Annales parlementaires

JEUDI 21 DÉCEMBRE 2000 - SÉANCE DE L'APRÈS-MIDI

(Suite)

Question orale de M. Jean-François Istasse au ministre de l'Économie et de la Recherche scientifique sur «des produits qui ne peuvent être obtenus que sur réservation» (n° 2-430)

M. Jean-François Istasse (PS). - J'ai récemment voulu acquérir, dans un magasin appartenant à une chaîne bien connue, un GSM faisant l'objet d'une offre spéciale. Je me suis entendu dire au comptoir qu'il était difficile d'en obtenir un autrement que sur réservation.

Au-delà de l'anecdote personnelle, je me suis rendu compte que cette situation, posant un problème de fond, n'est pas unique. La pénurie s'est érigée ces dernières années en véritable système de marketing. Je voudrais attirer l'attention du ministre sur ce point.

Ces derniers mois, on a vu se développer ce phénomène autour de produits phares.
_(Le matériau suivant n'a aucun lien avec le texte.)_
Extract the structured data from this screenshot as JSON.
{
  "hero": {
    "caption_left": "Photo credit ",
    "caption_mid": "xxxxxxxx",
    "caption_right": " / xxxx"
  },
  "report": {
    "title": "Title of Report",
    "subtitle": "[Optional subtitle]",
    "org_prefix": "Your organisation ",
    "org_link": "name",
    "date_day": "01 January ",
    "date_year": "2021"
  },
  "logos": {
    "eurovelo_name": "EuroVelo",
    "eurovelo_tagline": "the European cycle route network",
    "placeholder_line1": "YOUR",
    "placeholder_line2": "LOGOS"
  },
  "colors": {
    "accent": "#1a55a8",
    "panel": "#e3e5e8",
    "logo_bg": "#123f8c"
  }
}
Je citerai, à titre d'exemples, Pokémon, Playstation 2 et, surtout, le best-seller contant les aventures de Harry Potter.

La méthode est toujours la même : effet d'annonce plusieurs mois à l'avance, distribution sélective aux journalistes quelques semaines avant la sortie officielle et, enfin, rumeurs distillées au même moment selon lesquelles la demande ne pourrait sans doute pas être totalement satisfaite.

Le jour de la sortie, des dizaines de milliers d'acheteurs se précipitent dès lors dans les endroits de vente, font la file, se bousculent et s'arrachent les exemplaires disponibles, parfois effectivement en nombre insuffisant, et cela alors que les rayonnages - c'est programmé - sont regarnis dans les jours suivants.

Ce phénomène tout à fait irrationnel mais savamment provoqué a quelque chose d'inquiétant. Créer le manque pour faire vendre un produit n'est pas sain. Ce l'est encore moins quand le public cible est composé d'enfants ou de jeunes adolescents et qu'il s'agit de produits souvent très coûteux. La qualité d'un livre comme « Harry Potter », que je viens d'évoquer, n'excuse pas les opérations de ce genre qui entraînent l'enfant ou ses parents à acheter, voire à réserver longtemps à l'avance un produit sous le prétexte fallacieux qu'il n'y en aura pas pour tout le monde.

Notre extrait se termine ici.